Oh man it’s hot. It’s a veritable heatwave out there, and there’s no worse place to be than stuck on a stuffy hospital ward, and even worse, without getting paid more than a student nurse bursary. There’s only one thing for it: convince the matron of your ward you’re Grecian royalty, wear a (clean) NHS bed sheet as a toga, use a (clean) IV giving set as a belt, and have patients fan you with their notes.
Or, try these trusty tips to keep cool:
Check your trust and university’s heatwave policy
In both my local hospital and the private nursing home, there was a protocol for heatwaves. In very hot weather in my case, students are allowed to wear a dress with no tights or lightweight trousers. Some students have been told to buy their own scrubs to wear on wards with no windows. However, some universities don’t allow dresses at all, and some would baulk at the idea of a student nurse in scrubs, so be sure to check both. If in doubt, ask.
Hydrate to the max
We all moan about never getting breaks and forgetting to use the loo, but seriously, dehydration in this weather isn’t a laughing matter. Take FIVE MINUTES to visit the water fountain or even the patient’s kitchen to grab 200mls (a small cup, basically) at least every hour. You’re on your feet, you’re hot, the last thing you want is to show your mentor you’re unprofessional by fainting on a patient. Seriously, can you imagine the damage that you could cause if you fainted while helping someone already frail and unsteady?
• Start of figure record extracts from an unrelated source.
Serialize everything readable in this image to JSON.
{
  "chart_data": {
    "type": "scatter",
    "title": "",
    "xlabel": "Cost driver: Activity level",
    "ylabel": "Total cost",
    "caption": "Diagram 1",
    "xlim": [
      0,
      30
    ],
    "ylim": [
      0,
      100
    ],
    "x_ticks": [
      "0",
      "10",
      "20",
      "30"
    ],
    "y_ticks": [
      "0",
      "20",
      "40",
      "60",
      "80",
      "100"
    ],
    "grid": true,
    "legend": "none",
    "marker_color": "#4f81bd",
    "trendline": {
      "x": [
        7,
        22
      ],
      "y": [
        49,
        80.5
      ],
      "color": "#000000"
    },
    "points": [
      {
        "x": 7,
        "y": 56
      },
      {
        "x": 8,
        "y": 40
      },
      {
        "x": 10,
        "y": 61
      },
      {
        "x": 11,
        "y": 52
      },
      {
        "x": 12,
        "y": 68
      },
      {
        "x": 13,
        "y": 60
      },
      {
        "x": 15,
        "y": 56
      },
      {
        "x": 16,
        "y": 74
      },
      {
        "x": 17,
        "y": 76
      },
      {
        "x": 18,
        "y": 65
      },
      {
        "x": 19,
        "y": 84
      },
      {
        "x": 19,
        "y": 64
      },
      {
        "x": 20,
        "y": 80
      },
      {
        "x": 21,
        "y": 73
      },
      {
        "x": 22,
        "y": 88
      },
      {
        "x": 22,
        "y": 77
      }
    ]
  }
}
Sweating will affect your electrolyte balance dramatically, and overheating can cause real stress to the heart and entire cardiovascular system as your body works overtime to pump blood to the skin. Not to mention the affect it can have on your blood pressure. Seriously, no decent nurse will moan at you for getting a drink and if they do, involve your education lead at uni because seriously, there’s a real lack of care and compassion if that’s the case.
If you really can’t manage the heat, speak to your mentor and see if night shifts are an option. They aren’t as bad as they sound, and many nurses use them as an opportunity to catch up on study and research when it’s super quiet. Again, be sure to check trust policy before you start watching Khan Acadamy videos with wild abandon.
Avene Eau Thermal water mist is super refreshing and suitable for even the most sensitive of skin types. Spray onto your skin to relieve redness and cool that blush. It also sets makeup like a dream if your face hasn’t melted by the time you spritz. It’s £7 for a fairly large bottle so not too pricey.
Avoid the outdoors
When you manage to take your lunch, try to stay indoors if there’s air con blowing. Or stay in the shade if you need some non-hospital air. Avoid direct sunlight, as it’s not only awful for the skin, it can exacerbate any heat-related issues.